An object of class “poisson_nmf_fit” or “multinom_topic_model_fit”.

x

A categorical variable represented as a factor. It should have the same number of elements as the number of rows in fit$L.

k

The topic, or topics, selected by number or name. When not specified, all topics are plotted.

ggplot_call

The function used to create the plot. Replace loadings_plot_ggplot_call with your own function to customize the appearance of the plot.

plot_grid_call

When multiple topics are selected, this is the function used to arrange the plots into a grid using plot_grid.
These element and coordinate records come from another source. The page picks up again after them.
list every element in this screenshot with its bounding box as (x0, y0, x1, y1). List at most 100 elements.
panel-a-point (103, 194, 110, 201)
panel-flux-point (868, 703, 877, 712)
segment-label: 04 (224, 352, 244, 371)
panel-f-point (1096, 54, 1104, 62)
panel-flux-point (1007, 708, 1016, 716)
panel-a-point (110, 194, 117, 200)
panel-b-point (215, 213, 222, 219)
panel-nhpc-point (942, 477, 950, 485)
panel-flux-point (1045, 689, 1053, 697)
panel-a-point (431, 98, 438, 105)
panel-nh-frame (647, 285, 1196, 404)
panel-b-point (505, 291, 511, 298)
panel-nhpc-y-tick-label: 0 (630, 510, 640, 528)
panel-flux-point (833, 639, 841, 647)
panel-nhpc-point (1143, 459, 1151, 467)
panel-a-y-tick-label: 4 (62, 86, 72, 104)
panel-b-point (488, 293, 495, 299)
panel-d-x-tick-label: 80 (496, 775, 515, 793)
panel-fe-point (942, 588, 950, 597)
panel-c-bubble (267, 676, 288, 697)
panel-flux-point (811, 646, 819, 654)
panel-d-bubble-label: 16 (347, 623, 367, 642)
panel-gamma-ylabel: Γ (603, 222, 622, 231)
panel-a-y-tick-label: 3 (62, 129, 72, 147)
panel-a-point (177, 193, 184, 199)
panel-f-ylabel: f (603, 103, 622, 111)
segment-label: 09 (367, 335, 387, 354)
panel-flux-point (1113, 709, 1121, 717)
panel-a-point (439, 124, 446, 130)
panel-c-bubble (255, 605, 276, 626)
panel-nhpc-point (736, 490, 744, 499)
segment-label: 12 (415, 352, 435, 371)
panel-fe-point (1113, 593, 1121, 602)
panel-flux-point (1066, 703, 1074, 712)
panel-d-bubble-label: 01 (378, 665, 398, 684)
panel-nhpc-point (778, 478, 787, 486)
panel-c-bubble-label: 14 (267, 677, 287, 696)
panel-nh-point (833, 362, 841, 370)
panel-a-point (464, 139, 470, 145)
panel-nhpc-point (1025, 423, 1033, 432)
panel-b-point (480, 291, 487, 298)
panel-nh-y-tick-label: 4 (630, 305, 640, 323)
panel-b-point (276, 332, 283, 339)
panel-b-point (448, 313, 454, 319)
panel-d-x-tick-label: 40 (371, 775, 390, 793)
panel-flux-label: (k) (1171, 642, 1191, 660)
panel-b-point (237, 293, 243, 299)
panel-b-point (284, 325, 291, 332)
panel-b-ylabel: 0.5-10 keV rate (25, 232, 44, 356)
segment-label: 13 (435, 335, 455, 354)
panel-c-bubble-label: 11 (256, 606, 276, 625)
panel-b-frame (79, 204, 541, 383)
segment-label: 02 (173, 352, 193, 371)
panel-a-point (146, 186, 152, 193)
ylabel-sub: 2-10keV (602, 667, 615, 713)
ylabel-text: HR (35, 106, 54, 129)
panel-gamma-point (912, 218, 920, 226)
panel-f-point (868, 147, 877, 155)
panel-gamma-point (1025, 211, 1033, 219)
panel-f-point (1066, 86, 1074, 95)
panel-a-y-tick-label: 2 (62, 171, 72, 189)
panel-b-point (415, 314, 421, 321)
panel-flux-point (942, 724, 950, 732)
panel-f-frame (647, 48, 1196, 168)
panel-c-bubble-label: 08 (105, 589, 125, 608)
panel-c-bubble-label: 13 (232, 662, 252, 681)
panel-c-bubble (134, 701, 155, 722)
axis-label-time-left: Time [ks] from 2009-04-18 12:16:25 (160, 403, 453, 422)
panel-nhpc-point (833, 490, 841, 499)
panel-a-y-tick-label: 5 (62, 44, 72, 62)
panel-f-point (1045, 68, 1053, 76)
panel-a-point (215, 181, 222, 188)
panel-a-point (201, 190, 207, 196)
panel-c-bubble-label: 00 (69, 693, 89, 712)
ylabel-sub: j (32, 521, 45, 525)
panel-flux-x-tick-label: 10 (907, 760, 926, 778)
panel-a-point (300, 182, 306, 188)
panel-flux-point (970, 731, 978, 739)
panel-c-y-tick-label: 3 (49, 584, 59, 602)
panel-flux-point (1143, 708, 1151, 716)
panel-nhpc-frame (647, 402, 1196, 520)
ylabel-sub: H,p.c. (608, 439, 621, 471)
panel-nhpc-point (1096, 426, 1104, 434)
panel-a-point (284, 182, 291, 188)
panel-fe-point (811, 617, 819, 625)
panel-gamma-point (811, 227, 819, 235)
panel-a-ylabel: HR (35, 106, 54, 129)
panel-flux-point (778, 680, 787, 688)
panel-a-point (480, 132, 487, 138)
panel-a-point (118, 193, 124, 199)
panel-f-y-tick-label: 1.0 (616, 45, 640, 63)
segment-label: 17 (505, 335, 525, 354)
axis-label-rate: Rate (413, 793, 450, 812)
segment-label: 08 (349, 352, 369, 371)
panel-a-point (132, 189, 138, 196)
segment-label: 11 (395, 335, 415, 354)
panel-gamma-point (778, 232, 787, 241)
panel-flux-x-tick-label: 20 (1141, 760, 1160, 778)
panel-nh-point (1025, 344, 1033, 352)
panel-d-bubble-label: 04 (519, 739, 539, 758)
It should be a function accepting a single argument, plots, a list of ggplot objects.

dat

A data frame passed as input to ggplot, containing, at a minimum, columns “x” and “loading”.

topic.label

The name or number of the topic being plotted. Only used to determine the plot title.

font.size

Font size used in plot.

Value

A ggplot object.

Details

This is a lightweight interface primarily intended to expedite creation of boxplots for investigating relationships between topics and a categorical variables of interest without having to spend a great deal of time worrying about the plotting settings; most of the “heavy lifting” is done by ‘ggplot2’ (specifically, function geom_boxplot in the ‘ggplot2’ package). For more control over the plot's appearance, the plot can be customized by modifying the ggplot_call and plot_grid_call arguments.